Is it really unrealistic to think that:

- With a focus on international trade and peaceful relations instead of an aggressive, militaristic foreign policy, the US could save hundreds of billions (maybe trillions) of dollars every eyar?

- With all of this extra money, the IRS is no longer needed to claim unneccesary taxes from the American people.

- Eliminate the need for a Dept. of Homeland Security. The whole purpose is to secure our interior from military threats from abroad. Maybe if we didn't play the role of world police, countries and radical terrorist cells wouldn't hate us so much [img]/images/graemlins/smile.gif[/img]

I could go on and on, but I truly think that if we changed our foreign policy, many of the problems within our country could be addressed. Are these things too far-fetched to believe?

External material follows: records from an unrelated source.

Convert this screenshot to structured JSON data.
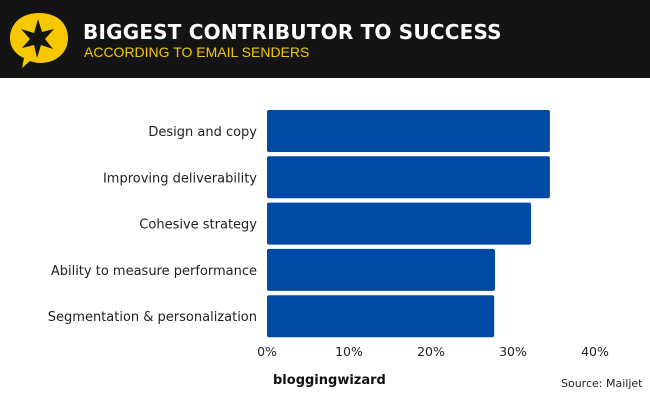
{
  "header": {
    "title": "BIGGEST CONTRIBUTOR TO SUCCESS",
    "subtitle": "ACCORDING TO EMAIL SENDERS",
    "icon": "star-speech-bubble-icon"
  },
  "colors": {
    "bar": "#004aa6",
    "header_bg": "#141414",
    "accent": "#f5c800"
  },
  "chart_data": {
    "type": "bar",
    "orientation": "horizontal",
    "title": "BIGGEST CONTRIBUTOR TO SUCCESS",
    "subtitle": "ACCORDING TO EMAIL SENDERS",
    "categories": [
      "Design and copy",
      "Improving deliverability",
      "Cohesive strategy",
      "Ability to measure performance",
      "Segmentation & personalization"
    ],
    "values": [
      34.5,
      34.5,
      32.2,
      27.8,
      27.7
    ],
    "unit": "%",
    "xlim": [
      0,
      40
    ],
    "xticks": [
      "0%",
      "10%",
      "20%",
      "30%",
      "40%"
    ],
    "grid": false
  },
  "footer": {
    "brand": "bloggingwizard",
    "source": "Source: Mailjet"
  }
}
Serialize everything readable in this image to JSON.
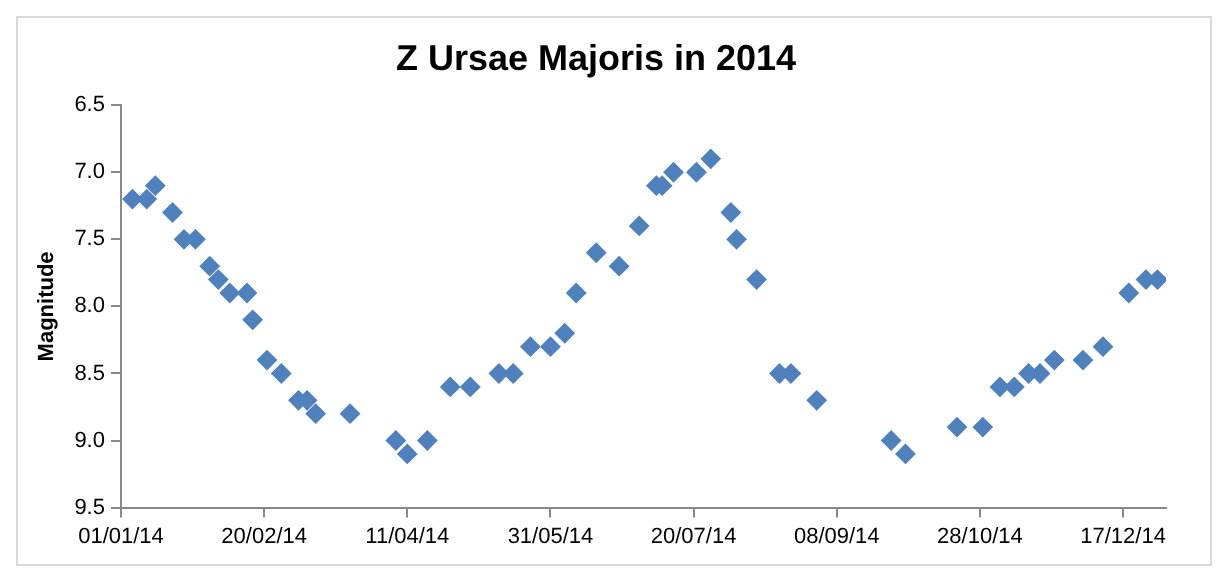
{
  "chart_data": {
    "type": "scatter",
    "title": "Z Ursae Majoris in 2014",
    "ylabel": "Magnitude",
    "x": [
      "2014-01-05",
      "2014-01-10",
      "2014-01-13",
      "2014-01-19",
      "2014-01-23",
      "2014-01-27",
      "2014-02-01",
      "2014-02-04",
      "2014-02-08",
      "2014-02-14",
      "2014-02-16",
      "2014-02-21",
      "2014-02-26",
      "2014-03-04",
      "2014-03-07",
      "2014-03-10",
      "2014-03-22",
      "2014-04-07",
      "2014-04-11",
      "2014-04-18",
      "2014-04-26",
      "2014-05-03",
      "2014-05-13",
      "2014-05-18",
      "2014-05-24",
      "2014-05-31",
      "2014-06-05",
      "2014-06-09",
      "2014-06-16",
      "2014-06-24",
      "2014-07-01",
      "2014-07-07",
      "2014-07-09",
      "2014-07-13",
      "2014-07-21",
      "2014-07-26",
      "2014-08-02",
      "2014-08-04",
      "2014-08-11",
      "2014-08-19",
      "2014-08-23",
      "2014-09-01",
      "2014-09-27",
      "2014-10-02",
      "2014-10-20",
      "2014-10-29",
      "2014-11-04",
      "2014-11-09",
      "2014-11-14",
      "2014-11-18",
      "2014-11-23",
      "2014-12-03",
      "2014-12-10",
      "2014-12-19",
      "2014-12-25",
      "2014-12-29"
    ],
    "series": [
      {
        "color": "#4f81bd",
        "values": [
          7.2,
          7.2,
          7.1,
          7.3,
          7.5,
          7.5,
          7.7,
          7.8,
          7.9,
          7.9,
          8.1,
          8.4,
          8.5,
          8.7,
          8.7,
          8.8,
          8.8,
          9.0,
          9.1,
          9.0,
          8.6,
          8.6,
          8.5,
          8.5,
          8.3,
          8.3,
          8.2,
          7.9,
          7.6,
          7.7,
          7.4,
          7.1,
          7.1,
          7.0,
          7.0,
          6.9,
          7.3,
          7.5,
          7.8,
          8.5,
          8.5,
          8.7,
          9.0,
          9.1,
          8.9,
          8.9,
          8.6,
          8.6,
          8.5,
          8.5,
          8.4,
          8.4,
          8.3,
          7.9,
          7.8,
          7.8
        ]
      }
    ],
    "xlim": [
      "2014-01-01",
      "2015-01-01"
    ],
    "xticks": [
      {
        "value": "2014-01-01",
        "label": "01/01/14"
      },
      {
        "value": "2014-02-20",
        "label": "20/02/14"
      },
      {
        "value": "2014-04-11",
        "label": "11/04/14"
      },
      {
        "value": "2014-05-31",
        "label": "31/05/14"
      },
      {
        "value": "2014-07-20",
        "label": "20/07/14"
      },
      {
        "value": "2014-09-08",
        "label": "08/09/14"
      },
      {
        "value": "2014-10-28",
        "label": "28/10/14"
      },
      {
        "value": "2014-12-17",
        "label": "17/12/14"
      }
    ],
    "ylim": [
      9.5,
      6.5
    ],
    "yticks": [
      6.5,
      {
        "value": 7,
        "label": "7.0"
      },
      7.5,
      {
        "value": 8,
        "label": "8.0"
      },
      8.5,
      {
        "value": 9,
        "label": "9.0"
      },
      9.5
    ],
    "grid": false,
    "legend": false,
    "marker": "diamond"
  }
}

Ron Paul will most likely not win the Republican nomination in 2008, but his campaign should start a grass-roots revolution that slowly evolves from a bushfire into an inferno over the next decade or two which calls for individual rights, a smaller government, and more peaceful international relations. If believing in these things is unrealistic, then the world is going to be a [censored] place in 20 years.